Vector embeddings on logs
Vector embeddings support
Vector should support an embedding-transform through VRL
The only thing we need would be a configuration of the embedding endpoints to use and the place to store the output
Why? Semantic search through data can be powered cheaply using vector embeddings, in order to be a step towards AI-powered monitoring we should support translating logs to vectors and adding it as a field.
Sample feature:
// we configure the embedding endpoint that accepts text and outputs a matrix in vector.toml
embedding_endpoint = https://api.openai.com/v1/embeddings
embedding_endpoints_api_key = "sk-..."
// sink, some data stores support vector search natively like pinecone, weaviate, etc
// perhaps we would need to support those sinks separately
// in vrl we just call it like so and it should pull api keys from vector.toml
.embedding = log_to_embdedding(.log)
Use Cases
as a user I can use natural language to search through my logs
the end result will allow users to have intelligent search through logs with natural language.
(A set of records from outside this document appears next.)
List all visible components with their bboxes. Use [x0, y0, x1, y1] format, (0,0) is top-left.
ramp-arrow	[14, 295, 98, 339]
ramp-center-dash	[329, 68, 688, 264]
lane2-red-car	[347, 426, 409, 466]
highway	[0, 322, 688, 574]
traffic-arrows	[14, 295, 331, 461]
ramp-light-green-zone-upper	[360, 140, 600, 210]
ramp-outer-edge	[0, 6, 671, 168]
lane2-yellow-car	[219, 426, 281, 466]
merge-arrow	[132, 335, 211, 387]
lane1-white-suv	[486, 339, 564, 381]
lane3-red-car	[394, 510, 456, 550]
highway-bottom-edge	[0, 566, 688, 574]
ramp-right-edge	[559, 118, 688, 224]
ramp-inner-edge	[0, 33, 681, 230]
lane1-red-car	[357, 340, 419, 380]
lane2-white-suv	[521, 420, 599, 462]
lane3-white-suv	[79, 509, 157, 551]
as a developer I can implement semantic search quickly with vector.dev
a better developer experience.
for example:
a search query like: "give me the failures from amazon in the last three hours"
can output the most relevant logs
Attempted Solutions
No response
Proposal
I propose an investigation between the referenced services and see if this is a quick implementation or if it is not worth the investment / already supported but with a different customization.
References
This is an example endpoint that generates matrices based on text input, there are other one's but openAI is the most prevalent solution at the moment
- https://platform.openai.com/docs/guides/embeddings/what-are-embeddings
This is a service specialized in vector search
- https://weaviate.io/
Pinecone is also a popular vector store
- https://www.pinecone.io/learn/vector-database/
User's can implement vector search using just a SQL database as well
Version
No response
Related project: https://github.com/Anush008/fastembed-rs
Value prop:
-
Users will want to send logs closer from the edge to catch errors quickly eg, if something is a security flaw worthy or not
-
Vector embeddings can be supported through VRL and on edge using ONXX so its possible to demo this within vrlplayground as well
-
I imagine someone's VRL function to handle an event, if the event is a certain error to add label "error": "security flaw from hot path library" which will have an accompanying "error_embedding": [vector[78]]
and then downstream someone's UI or search can be like
"do we have any errors recently in the hotpath?"